Omoway arrives in Southeast Asia with a compelling origin story: BYD co-founder as an investor, a fresh funding round, and a market that looks, on paper, ripe for disruption. Two-wheelers dominate urban mobility across the region. Fuel costs sting. Air quality in cities like Jakarta and Ho Chi Minh City has made clean transport a political talking point. The conditions seem ideal.

But the electric motorcycle race in SEA has already claimed confident entrants. Gojek-backed Electrum has struggled to scale beyond Indonesia. Vmoto, Gogoro, and a clutch of domestic players are all competing for the same cost-sensitive, range-anxious rider. The graveyard of well-funded EV two-wheeler startups that underestimated after-sales infrastructure, battery swap logistics, and the sheer informality of SEA’s last-mile ecosystem is getting crowded.

Omoway’s BYD connection gives it credibility and potentially a supply chain edge. But credibility does not equal distribution, and supply chain advantages dissolve quickly when a competitor has deeper dealer networks or better financing schemes for first-time buyers.
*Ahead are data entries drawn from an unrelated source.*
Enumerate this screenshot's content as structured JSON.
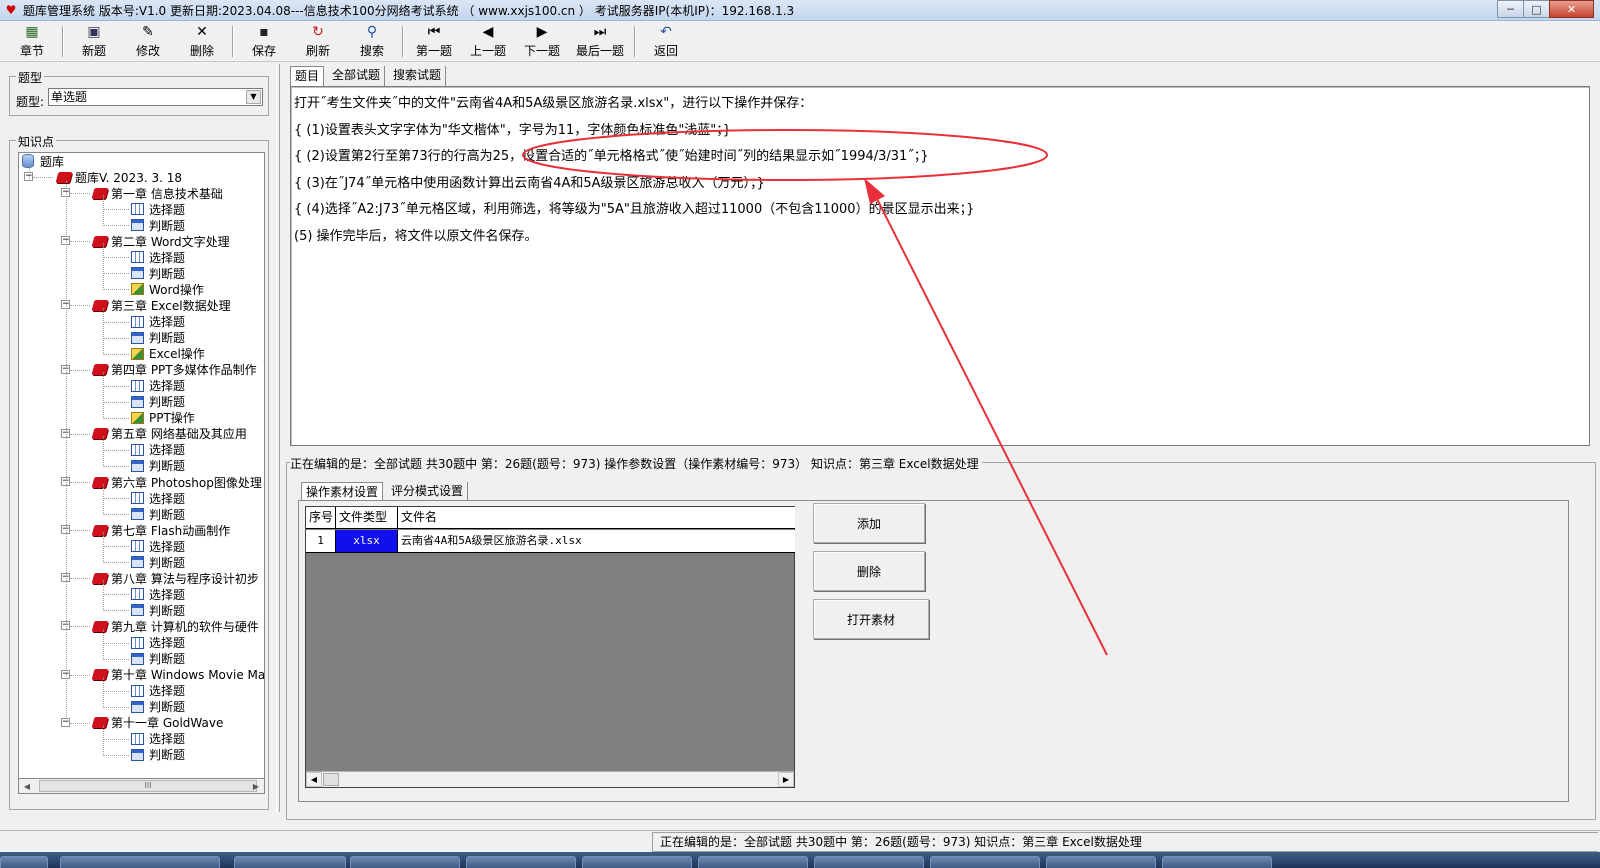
{
  "window": {
    "title": "题库管理系统 版本号:V1.0 更新日期:2023.04.08---信息技术100分网络考试系统  （ www.xxjs100.cn ）   考试服务器IP(本机IP)：192.168.1.3",
    "controls": {
      "minimize": "─",
      "maximize": "□",
      "close": "✕"
    }
  },
  "toolbar": [
    {
      "label": "章节",
      "icon": "chapter-icon"
    },
    {
      "label": "新题",
      "icon": "new-icon"
    },
    {
      "label": "修改",
      "icon": "edit-icon"
    },
    {
      "label": "删除",
      "icon": "delete-icon"
    },
    {
      "label": "保存",
      "icon": "save-icon"
    },
    {
      "label": "刷新",
      "icon": "refresh-icon"
    },
    {
      "label": "搜索",
      "icon": "search-icon"
    },
    {
      "label": "第一题",
      "icon": "first-icon"
    },
    {
      "label": "上一题",
      "icon": "prev-icon"
    },
    {
      "label": "下一题",
      "icon": "next-icon"
    },
    {
      "label": "最后一题",
      "icon": "last-icon"
    },
    {
      "label": "返回",
      "icon": "back-icon"
    }
  ],
  "left": {
    "type_group_title": "题型",
    "type_label": "题型:",
    "type_value": "单选题",
    "knowledge_group_title": "知识点",
    "tree": {
      "root": "题库",
      "db": "题库V. 2023. 3. 18",
      "chapters": [
        {
          "name": "第一章 信息技术基础",
          "children": [
            "选择题",
            "判断题"
          ]
        },
        {
          "name": "第二章 Word文字处理",
          "children": [
            "选择题",
            "判断题",
            "Word操作"
          ]
        },
        {
          "name": "第三章 Excel数据处理",
          "children": [
            "选择题",
            "判断题",
            "Excel操作"
          ]
        },
        {
          "name": "第四章 PPT多媒体作品制作",
          "children": [
            "选择题",
            "判断题",
            "PPT操作"
          ]
        },
        {
          "name": "第五章 网络基础及其应用",
          "children": [
            "选择题",
            "判断题"
          ]
        },
        {
          "name": "第六章 Photoshop图像处理",
          "children": [
            "选择题",
            "判断题"
          ]
        },
        {
          "name": "第七章 Flash动画制作",
          "children": [
            "选择题",
            "判断题"
          ]
        },
        {
          "name": "第八章 算法与程序设计初步",
          "children": [
            "选择题",
            "判断题"
          ]
        },
        {
          "name": "第九章 计算机的软件与硬件",
          "children": [
            "选择题",
            "判断题"
          ]
        },
        {
          "name": "第十章 Windows Movie Make",
          "children": [
            "选择题",
            "判断题"
          ]
        },
        {
          "name": "第十一章 GoldWave",
          "children": [
            "选择题",
            "判断题"
          ]
        }
      ]
    },
    "hscroll_thumb": "III"
  },
  "tabs": [
    "题目",
    "全部试题",
    "搜索试题"
  ],
  "question": {
    "lines": [
      "打开˝考生文件夹˝中的文件\"云南省4A和5A级景区旅游名录.xlsx\"，进行以下操作并保存：",
      "{ (1)设置表头文字字体为\"华文楷体\"，字号为11，字体颜色标准色\"浅蓝\"；}",
      "{ (2)设置第2行至第73行的行高为25，设置合适的˝单元格格式˝使˝始建时间˝列的结果显示如˝1994/3/31˝；}",
      "{ (3)在˝J74˝单元格中使用函数计算出云南省4A和5A级景区旅游总收入（万元）；}",
      "{ (4)选择˝A2:J73˝单元格区域，利用筛选，将等级为\"5A\"且旅游收入超过11000（不包含11000）的景区显示出来；}",
      "(5) 操作完毕后，将文件以原文件名保存。"
    ]
  },
  "edit_status": "正在编辑的是：全部试题 共30题中  第：26题(题号：973) 操作参数设置（操作素材编号：973） 知识点：第三章 Excel数据处理",
  "inner_tabs": [
    "操作素材设置",
    "评分模式设置"
  ],
  "grid": {
    "columns": [
      "序号",
      "文件类型",
      "文件名"
    ],
    "rows": [
      {
        "no": "1",
        "type": "xlsx",
        "name": "云南省4A和5A级景区旅游名录.xlsx"
      }
    ]
  },
  "buttons": {
    "add": "添加",
    "delete": "删除",
    "open": "打开素材"
  },
  "statusbar": "正在编辑的是：全部试题 共30题中  第：26题(题号：973)  知识点：第三章 Excel数据处理",
  "colors": {
    "annotation": "#e8303a",
    "file_type_bg": "#1010ee",
    "book": "#d0101a"
  }
}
The funding is a starting gun, not a finishing line. Execution in SEA’s motorcycle market is where most stories end, not begin.

=======

REGIONAL

Grab completes US$425M acquisition of Stash Financial: The acquisition of the Singapore-based wealth management app deepens Grab’s financial services push, giving it a regulated investment platform and expanding its superapp ambitions beyond payments and lending.

Nadiem Makarim sentenced to 10 years in Chromebook case: Indonesia’s former education minister and Gojek co-founder was convicted of corruption linked to a government Chromebook procurement programme, marking one of SEA’s most high-profile founder-turned-official prosecutions.

TikTok reportedly cut 450 Tokopedia tech jobs: ByteDance-owned TikTok has laid off nearly 450 technology staff at Tokopedia, signalling a sharp consolidation of the Indonesian e-commerce operation following its merger with TikTok Shop.

Alibaba payment firm pays US$600M to resolve US probe: Ant International, Alibaba’s payments affiliate with significant SEA operations, agreed to pay US$600M to settle a US regulatory investigation, in one of the largest fintech enforcement actions involving an Asian firm.

German-listed DDB acquires Infinium Robotics for US$24M: Singapore drone logistics firm Infinium Robotics was acquired by Frankfurt-listed DDB in an all-share deal, marking a rare cross-border public market exit for a SEA deep-tech startup.

Etaily lands Vynn Capital investment for regional push: E-commerce enabler Etaily secured fresh funding from Vynn Capital to accelerate its expansion across Malaysia, Singapore, and Indonesia, targeting brand commercialisation across SEA’s fragmented retail landscape.

BYD co-founder-backed Omoway raises to enter SEA EV race: Electric motorcycle startup Omoway, backed by a BYD co-founder, secured funding to enter SEA’s competitive two-wheeler EV market, where infrastructure gaps and entrenched incumbents remain formidable barriers.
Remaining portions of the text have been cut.